The provided text describes the ABX PENTRA 400 Clinical Chemistry Analyzer and various associated components. The study focuses on demonstrating substantial equivalence to predicate devices, rather than establishing primary performance criteria for an AI device. Therefore, several of the requested categories (e.g., sample size for test set, number of experts, adjudication method, MRMC comparative effectiveness, standalone performance, ground truth for training set) are not applicable or cannot be extracted from this type of regulatory submission for a clinical chemistry analyzer.
However, I can provide the acceptance criteria and reported device performance for the analytes tested, as well as some information about the study design that can be inferred.

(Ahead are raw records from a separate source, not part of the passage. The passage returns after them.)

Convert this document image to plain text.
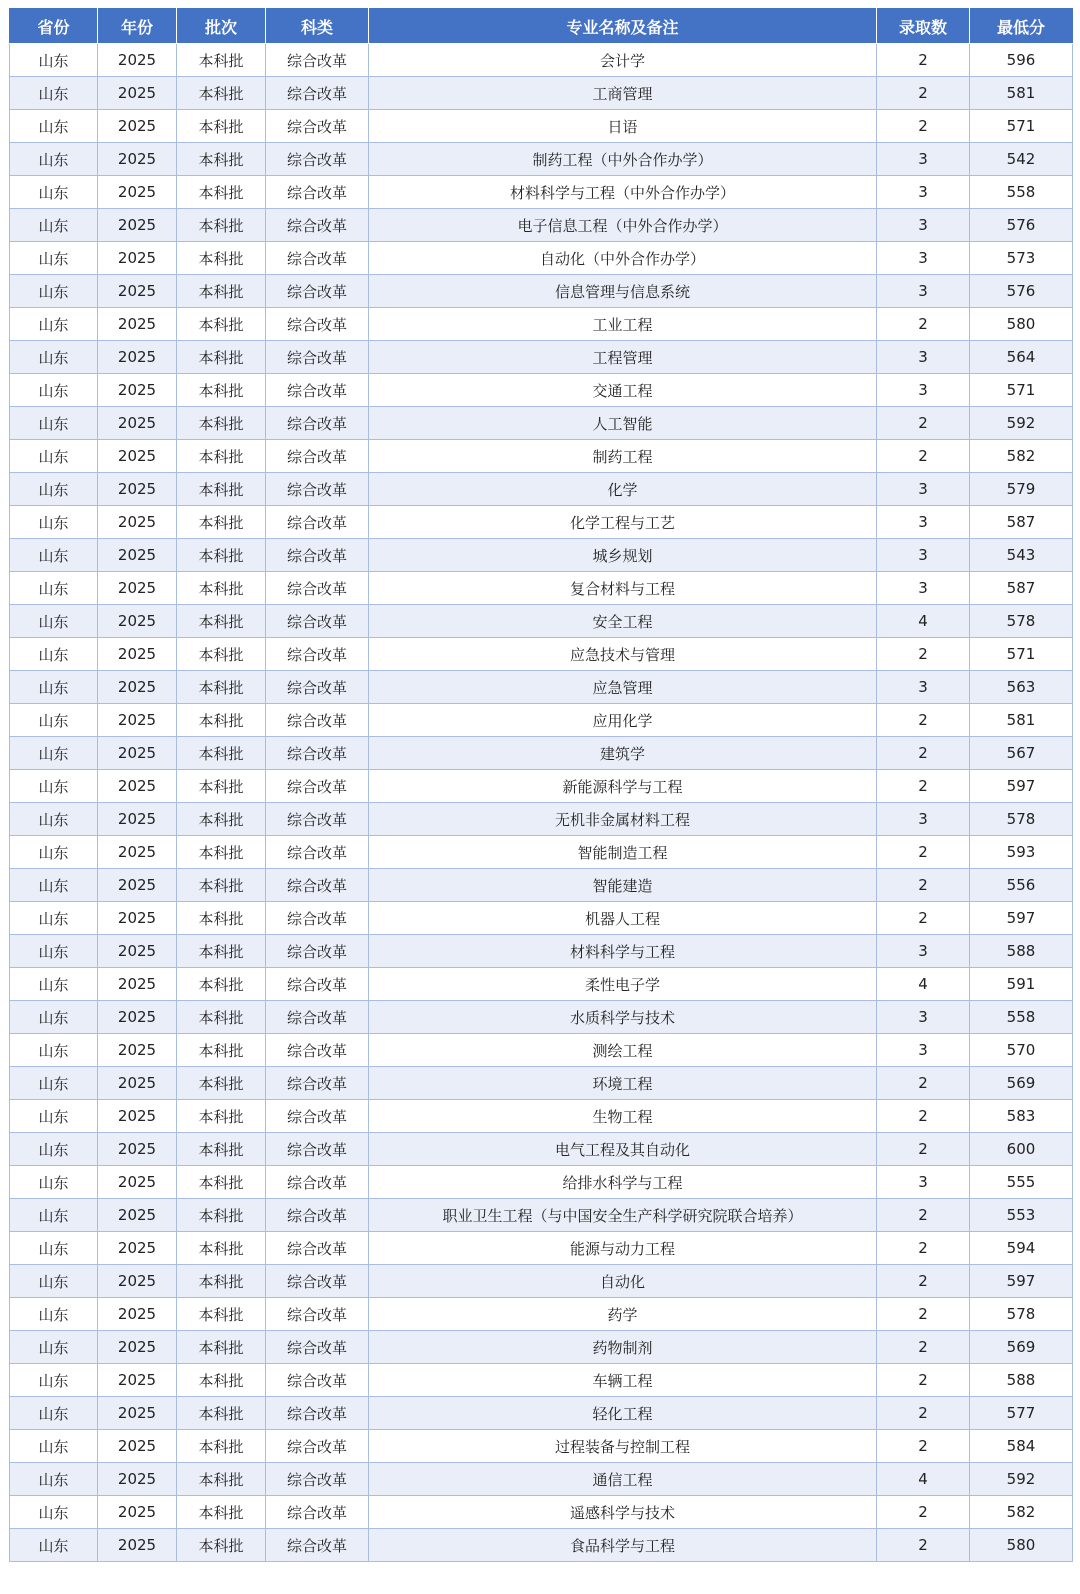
省份	年份	批次	科类	专业名称及备注	录取数	最低分
山东	2025	本科批	综合改革	会计学	2	596
山东	2025	本科批	综合改革	工商管理	2	581
山东	2025	本科批	综合改革	日语	2	571
山东	2025	本科批	综合改革	制药工程（中外合作办学）	3	542
山东	2025	本科批	综合改革	材料科学与工程（中外合作办学）	3	558
山东	2025	本科批	综合改革	电子信息工程（中外合作办学）	3	576
山东	2025	本科批	综合改革	自动化（中外合作办学）	3	573
山东	2025	本科批	综合改革	信息管理与信息系统	3	576
山东	2025	本科批	综合改革	工业工程	2	580
山东	2025	本科批	综合改革	工程管理	3	564
山东	2025	本科批	综合改革	交通工程	3	571
山东	2025	本科批	综合改革	人工智能	2	592
山东	2025	本科批	综合改革	制药工程	2	582
山东	2025	本科批	综合改革	化学	3	579
山东	2025	本科批	综合改革	化学工程与工艺	3	587
山东	2025	本科批	综合改革	城乡规划	3	543
山东	2025	本科批	综合改革	复合材料与工程	3	587
山东	2025	本科批	综合改革	安全工程	4	578
山东	2025	本科批	综合改革	应急技术与管理	2	571
山东	2025	本科批	综合改革	应急管理	3	563
山东	2025	本科批	综合改革	应用化学	2	581
山东	2025	本科批	综合改革	建筑学	2	567
山东	2025	本科批	综合改革	新能源科学与工程	2	597
山东	2025	本科批	综合改革	无机非金属材料工程	3	578
山东	2025	本科批	综合改革	智能制造工程	2	593
山东	2025	本科批	综合改革	智能建造	2	556
山东	2025	本科批	综合改革	机器人工程	2	597
山东	2025	本科批	综合改革	材料科学与工程	3	588
山东	2025	本科批	综合改革	柔性电子学	4	591
山东	2025	本科批	综合改革	水质科学与技术	3	558
山东	2025	本科批	综合改革	测绘工程	3	570
山东	2025	本科批	综合改革	环境工程	2	569
山东	2025	本科批	综合改革	生物工程	2	583
山东	2025	本科批	综合改革	电气工程及其自动化	2	600
山东	2025	本科批	综合改革	给排水科学与工程	3	555
山东	2025	本科批	综合改革	职业卫生工程（与中国安全生产科学研究院联合培养）	2	553
山东	2025	本科批	综合改革	能源与动力工程	2	594
山东	2025	本科批	综合改革	自动化	2	597
山东	2025	本科批	综合改革	药学	2	578
山东	2025	本科批	综合改革	药物制剂	2	569
山东	2025	本科批	综合改革	车辆工程	2	588
山东	2025	本科批	综合改革	轻化工程	2	577
山东	2025	本科批	综合改革	过程装备与控制工程	2	584
山东	2025	本科批	综合改革	通信工程	4	592
山东	2025	本科批	综合改革	遥感科学与技术	2	582
山东	2025	本科批	综合改革	食品科学与工程	2	580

1. Table of Acceptance Criteria and Reported Device Performance:
The document provides performance data for several analytes (Glucose HK CP, Glucose PAP CP, Chloride-E, Potassium-E, Sodium-E). The "acceptance criteria" are implicitly met by the reported performance figures demonstrating substantial equivalence to predicate devices. For a clinical chemistry analyzer, key performance indicators include accuracy, precision (measured as CV Total), linearity/measuring range, and correlation with existing methods.

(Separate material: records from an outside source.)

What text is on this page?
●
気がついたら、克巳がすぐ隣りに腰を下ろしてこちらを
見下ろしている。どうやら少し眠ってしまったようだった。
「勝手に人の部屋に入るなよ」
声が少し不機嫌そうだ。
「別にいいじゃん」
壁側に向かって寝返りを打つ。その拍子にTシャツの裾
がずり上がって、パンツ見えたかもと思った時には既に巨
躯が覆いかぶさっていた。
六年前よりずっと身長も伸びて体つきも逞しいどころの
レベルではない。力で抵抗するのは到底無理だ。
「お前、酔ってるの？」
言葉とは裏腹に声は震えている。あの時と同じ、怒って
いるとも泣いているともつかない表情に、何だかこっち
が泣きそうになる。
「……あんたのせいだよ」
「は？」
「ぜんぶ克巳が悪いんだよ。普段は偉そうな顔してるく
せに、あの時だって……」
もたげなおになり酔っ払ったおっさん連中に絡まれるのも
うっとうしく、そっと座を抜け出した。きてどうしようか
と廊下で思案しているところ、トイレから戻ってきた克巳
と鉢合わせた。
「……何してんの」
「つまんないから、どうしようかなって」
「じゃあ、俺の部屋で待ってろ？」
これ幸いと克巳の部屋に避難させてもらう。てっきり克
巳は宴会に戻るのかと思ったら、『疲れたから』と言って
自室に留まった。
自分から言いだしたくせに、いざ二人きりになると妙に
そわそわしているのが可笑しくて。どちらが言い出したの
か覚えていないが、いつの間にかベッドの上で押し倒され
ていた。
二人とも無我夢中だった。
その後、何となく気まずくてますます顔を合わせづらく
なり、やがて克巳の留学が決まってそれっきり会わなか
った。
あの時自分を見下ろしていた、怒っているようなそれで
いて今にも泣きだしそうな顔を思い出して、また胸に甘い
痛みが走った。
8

Analyte (reagent/electrode) | Performance Metric | Acceptance Criteria (Implied by Substantial Equivalence) | Reported Device Performance |
---|---|---|---|
ABX PENTRA Glucose HK CP | Detection limit | Not explicitly stated, but within acceptable clinical range | 1.98 mg/dl |
Accuracy and Precision | CV Total within acceptable limits | CV Total |
§ 862.1345 Glucose test system.
(a)
Identification. A glucose test system is a device intended to measure glucose quantitatively in blood and other body fluids. Glucose measurements are used in the diagnosis and treatment of carbohydrate metabolism disorders including diabetes mellitus, neonatal hypoglycemia, and idiopathic hypoglycemia, and of pancreatic islet cell carcinoma.(b)
Classification. Class II (special controls). The device, when it is solely intended for use as a drink to test glucose tolerance, is exempt from the premarket notification procedures in subpart E of part 807 of this chapter subject to the limitations in § 862.9.